According to StevesRealFood.com, powdered eggshells are 38.1% calcium, 0% phosphorus – not exactly the 1:1 ratio we're looking for, right?  Knowing that eggshells are high in calcium with little to no phosphorus may tempt you to avoid adding them to a dog's dish, however, before you toss out the shells you've ground to dust, remember that while bone is high in calcium and phosphorus, meat and organs are high in phosphorus.  So in a meal that is high in meat and organs, and low in bone (or has no bone), ground eggshells is a great addition.

How do we keep track?  Eventually, you begin to better understand your dog and what s/he needs.  Or you can track your dog's diet with Raw Feeding Meal Tracking Journal.

Aren't Raw Bones Enough for Dogs?

This whole thing can be crazy making and whenever I'm overwhelmed with raw feeding, I go back to the basics: 80/10/5/5.   In the beginning, we're taught that our dogs should get everything they need through their diet.  If a dog eats a whole duck, then that is a balanced raw meal.  I have better access to cuts of meat, instead of whole animals, so it's important to understand the bone percentage in what I'm feeding to my dogs:

  • Whole Duck – 28% bone
  • Duck Frame – 75% bone
  • Duck Neck – 50% bone
  • Duck Wing – 39% bone
  • Duck Foot – 60% bone

Source: PerfectlyRawesome.com (this website is fantastic)
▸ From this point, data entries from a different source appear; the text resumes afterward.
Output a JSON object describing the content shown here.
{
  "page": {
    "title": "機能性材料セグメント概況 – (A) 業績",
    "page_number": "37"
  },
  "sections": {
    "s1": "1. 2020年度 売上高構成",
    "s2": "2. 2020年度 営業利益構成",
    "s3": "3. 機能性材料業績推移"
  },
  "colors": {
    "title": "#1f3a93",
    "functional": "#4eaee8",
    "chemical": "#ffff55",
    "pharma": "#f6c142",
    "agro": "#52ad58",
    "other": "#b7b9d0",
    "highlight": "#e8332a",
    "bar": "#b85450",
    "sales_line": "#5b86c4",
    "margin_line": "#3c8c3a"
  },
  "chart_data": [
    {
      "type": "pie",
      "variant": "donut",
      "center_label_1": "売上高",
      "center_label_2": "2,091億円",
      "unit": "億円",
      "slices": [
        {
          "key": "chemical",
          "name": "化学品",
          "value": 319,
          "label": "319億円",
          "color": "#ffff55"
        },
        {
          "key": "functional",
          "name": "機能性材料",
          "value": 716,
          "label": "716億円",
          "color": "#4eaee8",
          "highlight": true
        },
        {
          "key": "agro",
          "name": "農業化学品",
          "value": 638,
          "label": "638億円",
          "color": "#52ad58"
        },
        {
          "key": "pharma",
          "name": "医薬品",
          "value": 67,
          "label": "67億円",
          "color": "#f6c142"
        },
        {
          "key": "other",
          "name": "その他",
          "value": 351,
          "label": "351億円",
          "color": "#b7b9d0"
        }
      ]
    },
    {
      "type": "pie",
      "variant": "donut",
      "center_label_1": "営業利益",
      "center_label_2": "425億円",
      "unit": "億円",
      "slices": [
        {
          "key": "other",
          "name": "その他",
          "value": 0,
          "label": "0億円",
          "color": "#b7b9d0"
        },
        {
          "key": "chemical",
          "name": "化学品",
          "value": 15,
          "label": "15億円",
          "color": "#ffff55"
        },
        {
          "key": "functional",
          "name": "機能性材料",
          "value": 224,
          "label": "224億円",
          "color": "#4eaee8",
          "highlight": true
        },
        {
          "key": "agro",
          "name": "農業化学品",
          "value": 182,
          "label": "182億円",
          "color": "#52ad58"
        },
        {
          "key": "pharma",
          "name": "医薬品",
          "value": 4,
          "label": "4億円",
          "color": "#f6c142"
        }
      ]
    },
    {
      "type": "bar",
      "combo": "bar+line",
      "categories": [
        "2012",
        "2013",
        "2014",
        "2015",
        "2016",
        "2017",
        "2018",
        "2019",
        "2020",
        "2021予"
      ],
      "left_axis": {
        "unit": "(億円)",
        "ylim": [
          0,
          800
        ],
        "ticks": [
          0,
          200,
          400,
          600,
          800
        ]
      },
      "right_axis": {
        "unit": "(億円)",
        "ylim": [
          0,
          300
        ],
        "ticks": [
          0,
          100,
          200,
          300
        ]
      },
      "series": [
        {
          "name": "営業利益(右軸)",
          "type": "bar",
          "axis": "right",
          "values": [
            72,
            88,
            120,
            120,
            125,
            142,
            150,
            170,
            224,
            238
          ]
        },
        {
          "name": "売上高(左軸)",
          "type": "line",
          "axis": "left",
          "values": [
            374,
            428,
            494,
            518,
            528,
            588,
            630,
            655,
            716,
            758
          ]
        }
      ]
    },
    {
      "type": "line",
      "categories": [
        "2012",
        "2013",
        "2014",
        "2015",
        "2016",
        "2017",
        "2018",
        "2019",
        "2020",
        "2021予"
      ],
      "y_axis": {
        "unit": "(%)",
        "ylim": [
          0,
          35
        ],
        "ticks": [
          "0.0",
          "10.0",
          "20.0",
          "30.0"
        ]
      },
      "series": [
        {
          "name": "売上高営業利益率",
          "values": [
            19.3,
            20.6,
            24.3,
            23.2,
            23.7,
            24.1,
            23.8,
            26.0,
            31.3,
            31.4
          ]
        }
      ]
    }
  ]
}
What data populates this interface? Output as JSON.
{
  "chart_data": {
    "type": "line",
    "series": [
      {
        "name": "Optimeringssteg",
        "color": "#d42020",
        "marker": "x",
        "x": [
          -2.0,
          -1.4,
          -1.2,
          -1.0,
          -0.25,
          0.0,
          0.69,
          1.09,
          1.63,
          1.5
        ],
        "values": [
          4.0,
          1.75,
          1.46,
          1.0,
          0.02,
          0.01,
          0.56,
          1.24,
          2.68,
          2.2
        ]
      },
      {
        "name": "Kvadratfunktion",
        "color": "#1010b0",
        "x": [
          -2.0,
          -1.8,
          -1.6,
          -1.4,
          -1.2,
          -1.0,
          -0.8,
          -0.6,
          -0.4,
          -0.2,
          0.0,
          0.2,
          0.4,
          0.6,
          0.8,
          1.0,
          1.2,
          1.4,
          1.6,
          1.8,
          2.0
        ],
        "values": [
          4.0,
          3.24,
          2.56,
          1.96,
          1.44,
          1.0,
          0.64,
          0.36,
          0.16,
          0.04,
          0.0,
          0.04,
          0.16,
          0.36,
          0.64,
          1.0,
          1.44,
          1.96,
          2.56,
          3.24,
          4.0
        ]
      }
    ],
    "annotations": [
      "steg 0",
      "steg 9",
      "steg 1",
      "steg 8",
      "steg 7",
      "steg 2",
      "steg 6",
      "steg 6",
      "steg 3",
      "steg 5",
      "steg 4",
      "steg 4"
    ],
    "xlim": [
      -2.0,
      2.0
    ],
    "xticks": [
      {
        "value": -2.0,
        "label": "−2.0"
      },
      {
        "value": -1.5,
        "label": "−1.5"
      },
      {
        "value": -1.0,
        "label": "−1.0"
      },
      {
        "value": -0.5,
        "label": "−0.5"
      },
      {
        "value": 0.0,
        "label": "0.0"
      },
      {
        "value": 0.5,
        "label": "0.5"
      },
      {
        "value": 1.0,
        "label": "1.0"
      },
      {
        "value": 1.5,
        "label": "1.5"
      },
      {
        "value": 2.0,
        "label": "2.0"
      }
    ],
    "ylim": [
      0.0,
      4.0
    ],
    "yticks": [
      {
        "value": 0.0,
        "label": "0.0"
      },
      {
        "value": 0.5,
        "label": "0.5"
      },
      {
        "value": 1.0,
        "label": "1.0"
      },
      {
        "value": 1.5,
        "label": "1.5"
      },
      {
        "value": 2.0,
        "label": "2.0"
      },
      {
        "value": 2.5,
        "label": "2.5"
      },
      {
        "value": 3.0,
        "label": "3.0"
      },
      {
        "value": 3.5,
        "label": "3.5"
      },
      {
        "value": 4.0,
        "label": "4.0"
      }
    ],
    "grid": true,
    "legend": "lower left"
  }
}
When I feed my dogs duck frames (75% bone), I offset that high bone amount with more muscle and organ meat and over time, the bone content reduces to 10% of their diet.  And if I miss a co-op order or forget to thaw duck, then I have ground eggshells to tied me over.

I think eggshells are a great substitute for bone; but not something I'd want to permanently add in place of bone.